Frequently Asked Questions (FAQ)

Q: Was Microsoft's Azure cloud service hacked? 

A: No, Microsoft's production Azure infrastructure was not compromised. The attack targeted GitHub repositories owned by Microsoft, not the cloud platform itself. However, CI/CD pipelines and GitHub Actions that relied on those repositories were disrupted.

Q: Should I stop using Claude Code and Gemini CLI? 

A: Not necessarily, but exercise extreme caution when cloning unfamiliar repositories or pulling from the Microsoft GitHub organizations affected by this attack. The tools themselves aren't malware; they're being exploited as execution vectors.

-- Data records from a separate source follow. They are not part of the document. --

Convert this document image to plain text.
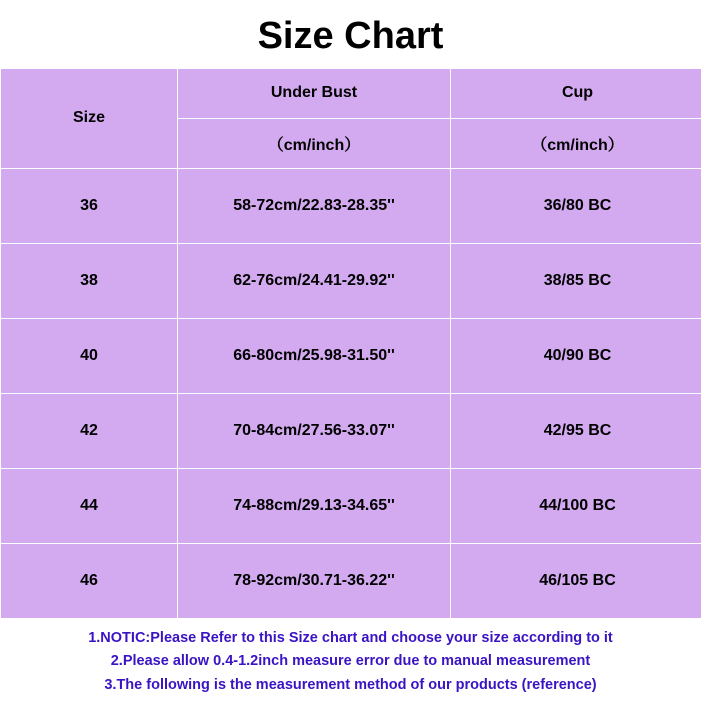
Size Chart
Size	Under Bust	Cup
	（cm/inch）	（cm/inch）
36	58-72cm/22.83-28.35''	36/80 BC
38	62-76cm/24.41-29.92''	38/85 BC
40	66-80cm/25.98-31.50''	40/90 BC
42	70-84cm/27.56-33.07''	42/95 BC
44	74-88cm/29.13-34.65''	44/100 BC
46	78-92cm/30.71-36.22''	46/105 BC
1.NOTIC:Please Refer to this Size chart and choose your size according to it
2.Please allow 0.4-1.2inch measure error due to manual measurement
3.The following is the measurement method of our products (reference)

Q: How can I tell if my machine was compromised? 

A: Look for unexpected .claude/settings.json, .gemini/settings.json, or binding.gyp files in repositories you've cloned. Monitor for unusual outbound network connections or unexpected credential usage in your cloud dashboards.

Q: Did Microsoft fix the vulnerability? 

A: Microsoft disabled the affected repositories, but the underlying trust-model vulnerability remains. A compromised maintainer with valid credentials can still push malicious updates to any package registry. The fix requires changes to how we authenticate and authorize in open-source ecosystems.

Q: Who else has been affected by the Miasma worm? 

A: Beyond Microsoft, the worm has compromised Red Hat npm packages (32 packages compromised on June 1), TanStack, Mistral AI, UiPath packages, and is now pushing directly to source repositories.

How to Stay Safe in an Evolving Threat 

This is the part where I could tell you everything is fine and to go back to your work. But that wouldn't be honest.

The Miasma attack is a wake-up call. The trust model that has underpinned open-source software for decades, the assumption that a signed package from a verified maintainer is safe, is no longer sufficient. Attackers are now actively compromising the keys and the maintainers, then acting exactly like legitimate publishers.

But here's the good news: awareness is protection. You're reading this now, which means you're ahead of the curve. You understand the threat. And with that understanding comes the ability to protect yourself.

Check your credentials. Audit your dependencies. Rotate your tokens. And whatever you do, don't assume that just because a package comes from Microsoft, or any trusted source, that it's safe.

The tools we trust are evolving. The threats targeting them are evolving, too. Your security practices need to keep up.